All states have dark histories that are often rewritten and suppressed.   Because all states exist for one reason; violence.  ProPublica has an excellent personal account of a history often suppressed or sanitized in this nation; Ghosts of Greenwood.  It is hard to read this vivid account and not appreciate a substantial sense of total injustice and  pure brutality that Nikole and her family and relatives lived under.  Good useful idiots for capitalism and capitalists themselves often affectionately refer to these times as the good ole days.  Good for whom?  Women?  Minorities?  Poor whites?  Immigrants?  “Inasmuch as you did it to one of the least of these my brothers, you did it to me.”  Capitalism relies on state-enforced class to exploit people to survive.  So, there are always the exploiters and the exploited.   It’s the good ole days for the exploiters.  Not so much for the exploited. 

Anyone looking for some type of grounding in reality of why we are seeing so much unlawful immigration and so many refugees around the world only need this piece to get a context of how corrupt capitalism, private capital and this economic system have always been.   There may have been a small window of dynamics when corporate capitalists weren’t bringing in boatloads of immigrants to fill their factories, and that created a mass movement of black and impoverished white labor in this nation.  For black Americans, this meant instead of being exploited as sharecroppers, they were exploited as wage slaves.  For a short period of time black labor and impoverished white labor was finally allowed a small piece of the pie.  That didn’t last long.   Because soon the endless labor arbitraging of the corporate state was again in full swing through either cheap immigrant labor or corporate slave labor colonies around the world. 

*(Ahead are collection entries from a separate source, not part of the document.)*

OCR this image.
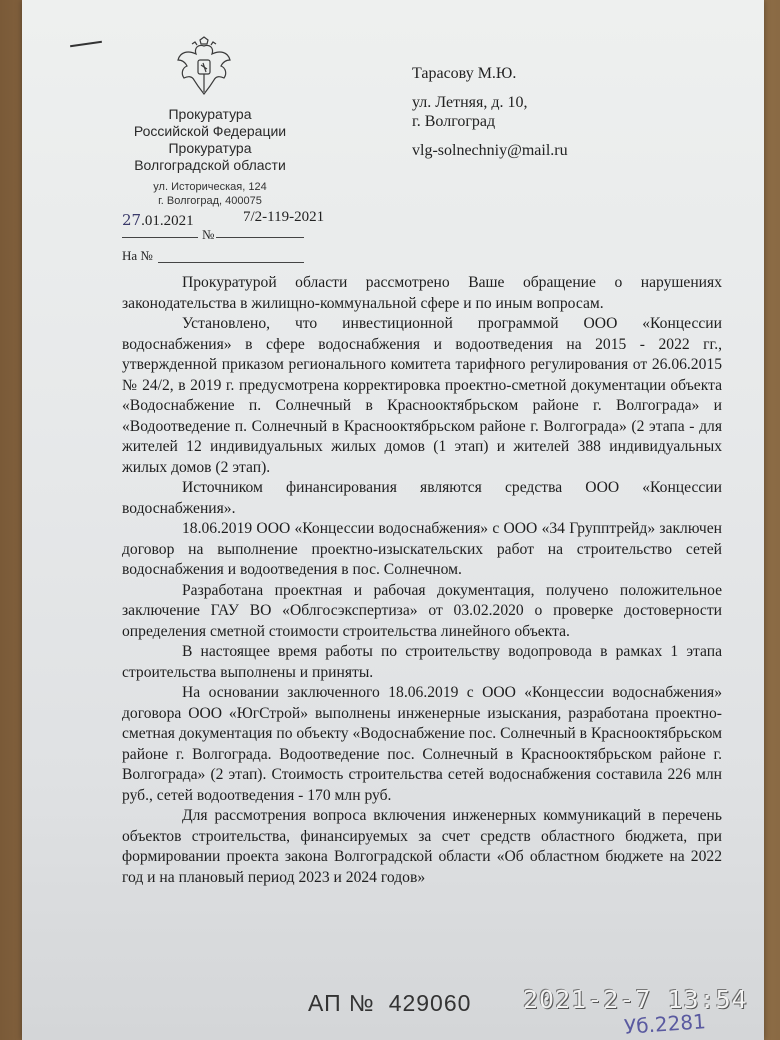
Прокуратура
Российской Федерации
Прокуратура
Волгоградской области
ул. Историческая, 124
г. Волгоград, 400075
27.01.2021
№
7/2-119-2021
На №
Тарасову М.Ю.
ул. Летняя, д. 10,
г. Волгоград
vlg-solnechniy@mail.ru

Прокуратурой области рассмотрено Ваше обращение о нарушениях законодательства в жилищно-коммунальной сфере и по иным вопросам.

Установлено, что инвестиционной программой ООО «Концессии водоснабжения» в сфере водоснабжения и водоотведения на 2015 - 2022 гг., утвержденной приказом регионального комитета тарифного регулирования от 26.06.2015 № 24/2, в 2019 г. предусмотрена корректировка проектно-сметной документации объекта «Водоснабжение п. Солнечный в Краснооктябрьском районе г. Волгограда» и «Водоотведение п. Солнечный в Краснооктябрьском районе г. Волгограда» (2 этапа - для жителей 12 индивидуальных жилых домов (1 этап) и жителей 388 индивидуальных жилых домов (2 этап).

Источником финансирования являются средства ООО «Концессии водоснабжения».

18.06.2019 ООО «Концессии водоснабжения» с ООО «34 Групптрейд» заключен договор на выполнение проектно-изыскательских работ на строительство сетей водоснабжения и водоотведения в пос. Солнечном.

Разработана проектная и рабочая документация, получено положительное заключение ГАУ ВО «Облгосэкспертиза» от 03.02.2020 о проверке достоверности определения сметной стоимости строительства линейного объекта.

В настоящее время работы по строительству водопровода в рамках 1 этапа строительства выполнены и приняты.

На основании заключенного 18.06.2019 с ООО «Концессии водоснабжения» договора ООО «ЮгСтрой» выполнены инженерные изыскания, разработана проектно-сметная документация по объекту «Водоснабжение пос. Солнечный в Краснооктябрьском районе г. Волгограда. Водоотведение пос. Солнечный в Краснооктябрьском районе г. Волгограда» (2 этап). Стоимость строительства сетей водоснабжения составила 226 млн руб., сетей водоотведения - 170 млн руб.

Для рассмотрения вопроса включения инженерных коммуникаций в перечень объектов строительства, финансируемых за счет средств областного бюджета, при формировании проекта закона Волгоградской области «Об областном бюджете на 2022 год и на плановый период 2023 и 2024 годов»

АП № 429060 2021-2-7 13:54
Уб.2281
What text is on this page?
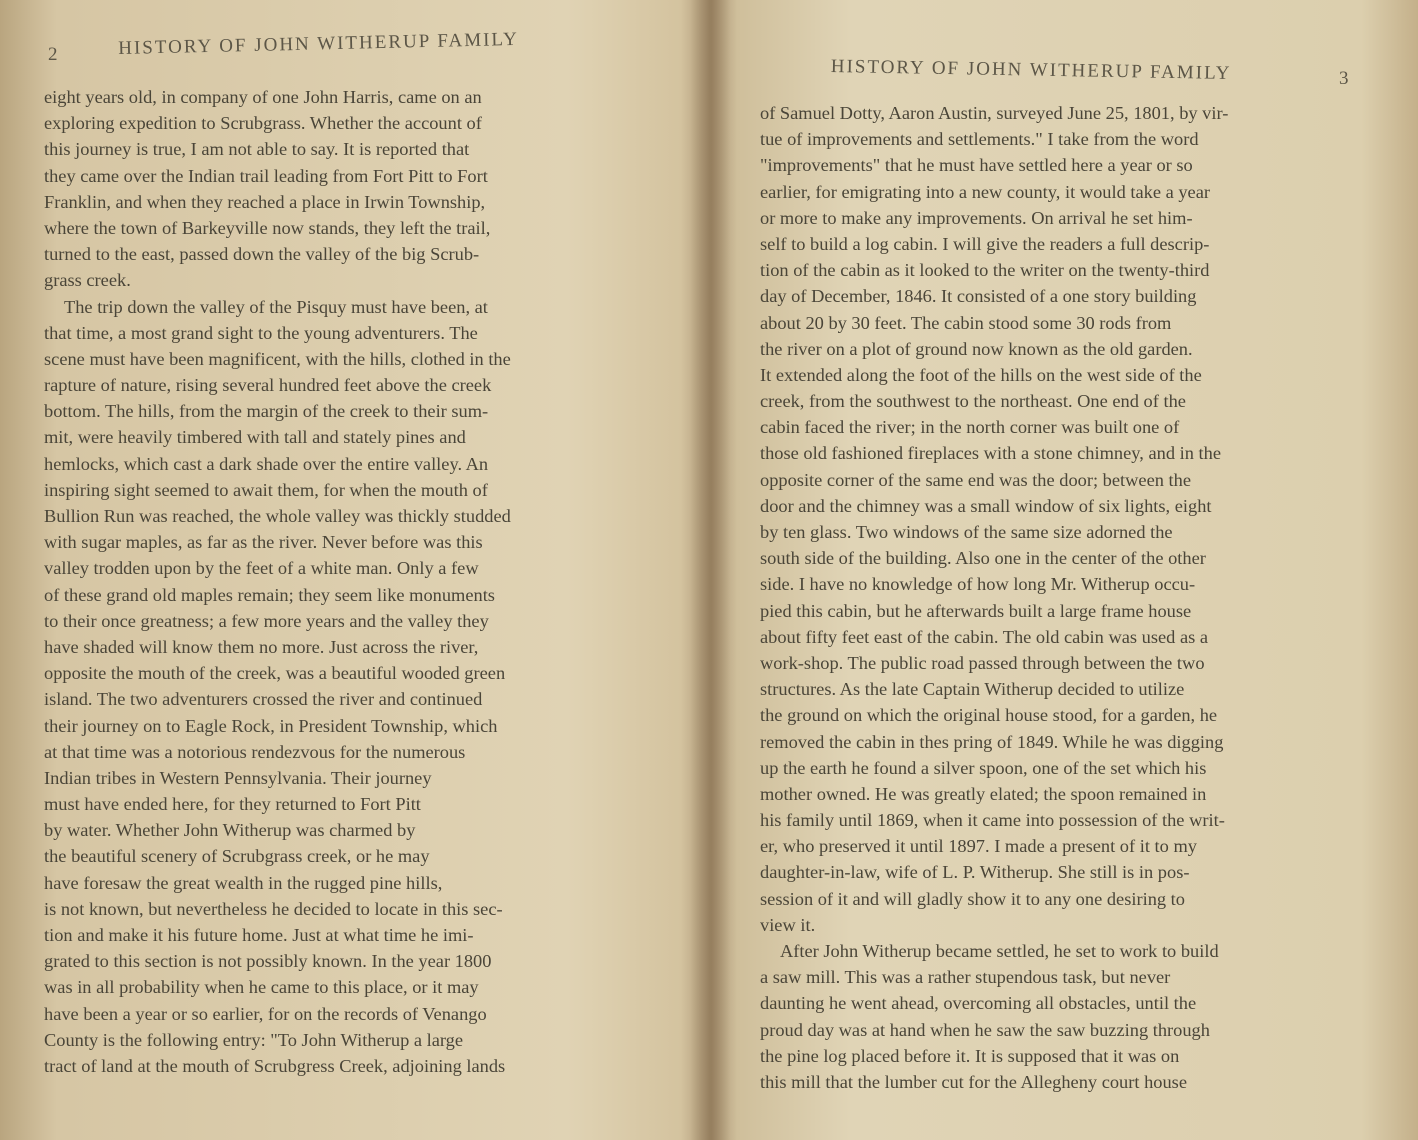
2	HISTORY OF JOHN WITHERUP FAMILY
eight years old, in company of one John Harris, came on an
exploring expedition to Scrubgrass. Whether the account of
this journey is true, I am not able to say. It is reported that
they came over the Indian trail leading from Fort Pitt to Fort
Franklin, and when they reached a place in Irwin Township,
where the town of Barkeyville now stands, they left the trail,
turned to the east, passed down the valley of the big Scrub-
grass creek.
The trip down the valley of the Pisquy must have been, at
that time, a most grand sight to the young adventurers. The
scene must have been magnificent, with the hills, clothed in the
rapture of nature, rising several hundred feet above the creek
bottom. The hills, from the margin of the creek to their sum-
mit, were heavily timbered with tall and stately pines and
hemlocks, which cast a dark shade over the entire valley. An
inspiring sight seemed to await them, for when the mouth of
Bullion Run was reached, the whole valley was thickly studded
with sugar maples, as far as the river. Never before was this
valley trodden upon by the feet of a white man. Only a few
of these grand old maples remain; they seem like monuments
to their once greatness; a few more years and the valley they
have shaded will know them no more. Just across the river,
opposite the mouth of the creek, was a beautiful wooded green
island. The two adventurers crossed the river and continued
their journey on to Eagle Rock, in President Township, which
at that time was a notorious rendezvous for the numerous
Indian tribes in Western Pennsylvania. Their journey
must have ended here, for they returned to Fort Pitt
by water. Whether John Witherup was charmed by
the beautiful scenery of Scrubgrass creek, or he may
have foresaw the great wealth in the rugged pine hills,
is not known, but nevertheless he decided to locate in this sec-
tion and make it his future home. Just at what time he imi-
grated to this section is not possibly known. In the year 1800
was in all probability when he came to this place, or it may
have been a year or so earlier, for on the records of Venango
County is the following entry: "To John Witherup a large
tract of land at the mouth of Scrubgress Creek, adjoining lands
HISTORY OF JOHN WITHERUP FAMILY	3
of Samuel Dotty, Aaron Austin, surveyed June 25, 1801, by vir-
tue of improvements and settlements." I take from the word
"improvements" that he must have settled here a year or so
earlier, for emigrating into a new county, it would take a year
or more to make any improvements. On arrival he set him-
self to build a log cabin. I will give the readers a full descrip-
tion of the cabin as it looked to the writer on the twenty-third
day of December, 1846. It consisted of a one story building
about 20 by 30 feet. The cabin stood some 30 rods from
the river on a plot of ground now known as the old garden.
It extended along the foot of the hills on the west side of the
creek, from the southwest to the northeast. One end of the
cabin faced the river; in the north corner was built one of
those old fashioned fireplaces with a stone chimney, and in the
opposite corner of the same end was the door; between the
door and the chimney was a small window of six lights, eight
by ten glass. Two windows of the same size adorned the
south side of the building. Also one in the center of the other
side. I have no knowledge of how long Mr. Witherup occu-
pied this cabin, but he afterwards built a large frame house
about fifty feet east of the cabin. The old cabin was used as a
work-shop. The public road passed through between the two
structures. As the late Captain Witherup decided to utilize
the ground on which the original house stood, for a garden, he
removed the cabin in thes pring of 1849. While he was digging
up the earth he found a silver spoon, one of the set which his
mother owned. He was greatly elated; the spoon remained in
his family until 1869, when it came into possession of the writ-
er, who preserved it until 1897. I made a present of it to my
daughter-in-law, wife of L. P. Witherup. She still is in pos-
session of it and will gladly show it to any one desiring to
view it.
After John Witherup became settled, he set to work to build
a saw mill. This was a rather stupendous task, but never
daunting he went ahead, overcoming all obstacles, until the
proud day was at hand when he saw the saw buzzing through
the pine log placed before it. It is supposed that it was on
this mill that the lumber cut for the Allegheny court house
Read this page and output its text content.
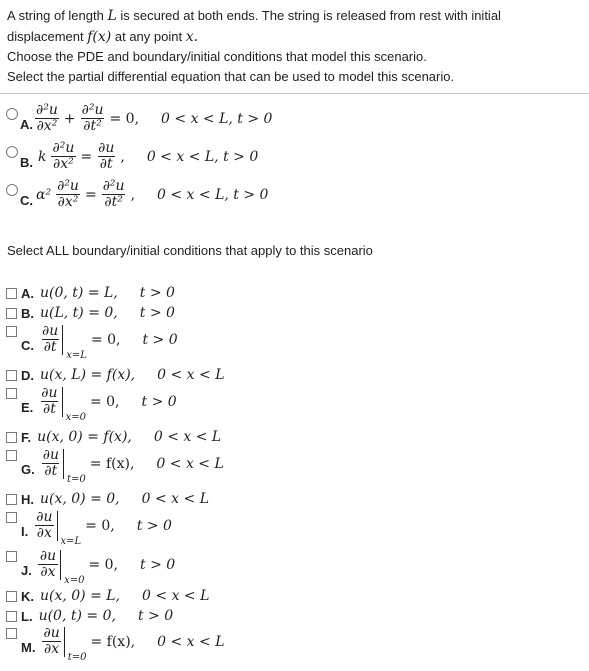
A string of length L is secured at both ends. The string is released from rest with initial

displacement f(x) at any point x.

Choose the PDE and boundary/initial conditions that model this scenario.

Select the partial differential equation that can be used to model this scenario.

A. $\frac{\text{∂²u}}{\text{∂x²}} + \frac{\text{∂²u}}{\text{∂t²}} = 0$, 0 < x < L, t > 0
B. k $\frac{\text{∂²u}}{\text{∂x²}} = \frac{\partial u}{\partial t}$ , 0 < x < L, t > 0
C. $\alpha^2 \frac{\text{∂²u}}{\text{∂x²}} = \frac{\text{∂²u}}{\text{∂t²}}$ , 0 < x < L, t > 0
Select ALL boundary/initial conditions that apply to this scenario
A. u(0, t) = L, t > 0
B. u(L, t) = 0, t > 0
C. $\frac{\partial u}{\partial t}$
x=L
= 0, t > 0
D. u(x, L) = f(x), 0 < x < L
E. $\frac{\partial u}{\partial t}$
x=0
= 0, t > 0
F. u(x, 0) = f(x), 0 < x < L
G. $\frac{\partial u}{\partial t}$
t=0
= f(x), 0 < x < L
H. u(x, 0) = 0, 0 < x < L
I. $\frac{\partial u}{\partial x}$
x=L
= 0, t > 0
J. $\frac{\partial u}{\partial x}$
x=0
= 0, t > 0
K. u(x, 0) = L, 0 < x < L
L. u(0, t) = 0, t > 0
M. $\frac{\partial u}{\partial x}$
t=0
= f(x), 0 < x < L
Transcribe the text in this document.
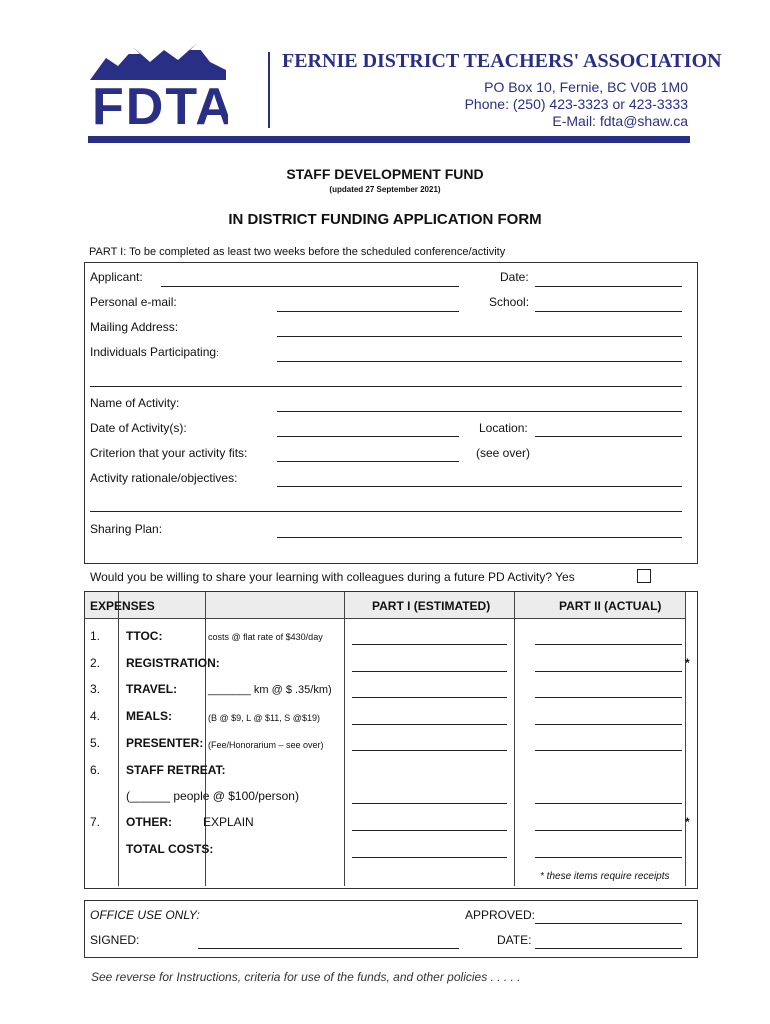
FDTA
FERNIE DISTRICT TEACHERS' ASSOCIATION
PO Box 10, Fernie, BC V0B 1M0
Phone: (250) 423-3323 or 423-3333
E-Mail: fdta@shaw.ca
STAFF DEVELOPMENT FUND
(updated 27 September 2021)
IN DISTRICT FUNDING APPLICATION FORM
PART I: To be completed as least two weeks before the scheduled conference/activity
Applicant:	Date:
Personal e-mail:	School:
Mailing Address:
Individuals Participating:
Name of Activity:
Date of Activity(s):	Location:
Criterion that your activity fits:	(see over)
Activity rationale/objectives:
Sharing Plan:
Would you be willing to share your learning with colleagues during a future PD Activity? Yes
EXPENSES	PART I (ESTIMATED)	PART II (ACTUAL)
1. TTOC:	costs @ flat rate of $430/day
2. REGISTRATION:	*
3. TRAVEL:	_______ km @ $ .35/km)
4. MEALS:	(B @ $9, L @ $11, S @$19)
5. PRESENTER: (Fee/Honorarium – see over)
6. STAFF RETREAT:
(______ people @ $100/person)
7. OTHER:	EXPLAIN	*
TOTAL COSTS:
* these items require receipts
OFFICE USE ONLY:	APPROVED:
SIGNED:	DATE:
See reverse for Instructions, criteria for use of the funds, and other policies . . . . .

This is the real dynamic behind the diaspora our nation is experiencing.  And once again it is both black and white Americans who are being exploited with immigrant labor.  And, interestingly, it is now a president with both a black and white heritage taking that exploitation to a new level.  Now asking for billions to deal with an immigration crisis he is largely responsible for while Americans on the receiving end continue to rot.  We are simply lathering, rinsing and repeating the same corrupt, unlawful process over and over and over again.  A process created by the corporate state.  Who wins?  The corporate state.  Who loses?  All labor, be that white collar, blue collar.   It doesn’t matter.  All labor is exploited whether it is physical labor or intellectual labor.  And now the repression is so great that white collar labor is getting a major dose of reality as doctors are told by capitalists they are allowed seven minutes to see a patient as just one of countless examples.   What decent human being wants to practice medicine under such violence?

I have written extensively of the how and why but this story is a prime example of why we need public capital in a democracy.  Because wage slavery, economic slavery and the associated subjugation to social injustice and human suffering are and always have been part of this system.   What does it matter that outright slavery was abolished if economic and wage slavery still exist?    What does it matter if you have basic human rights if they are not applicable to your place of work or the economic system that sets the tone for every aspect of your existence?   This is a prime reminder of why public capital is needed to actually stimulate private investment, public investment, human investment and investment in free communities.   And why Jefferson’s desire for government to literally give every American their own property (public capital) was and remains so important.  And, by public capital, no I don’t mean anything controlled by politicians as noted on here repeatedly.  Politics is going to disappear some day forever because it is an institution of the ego aka control that subverts truth and freedom.  

We have never, in the history of capitalism, had a free society or a free market.  What we should seek are fair markets that work on behalf of society and individuals rather than private, for-profit corporate interests, state actors or private individual interests stripping people of the vast majority of their fruitful labor for exploited surplus value.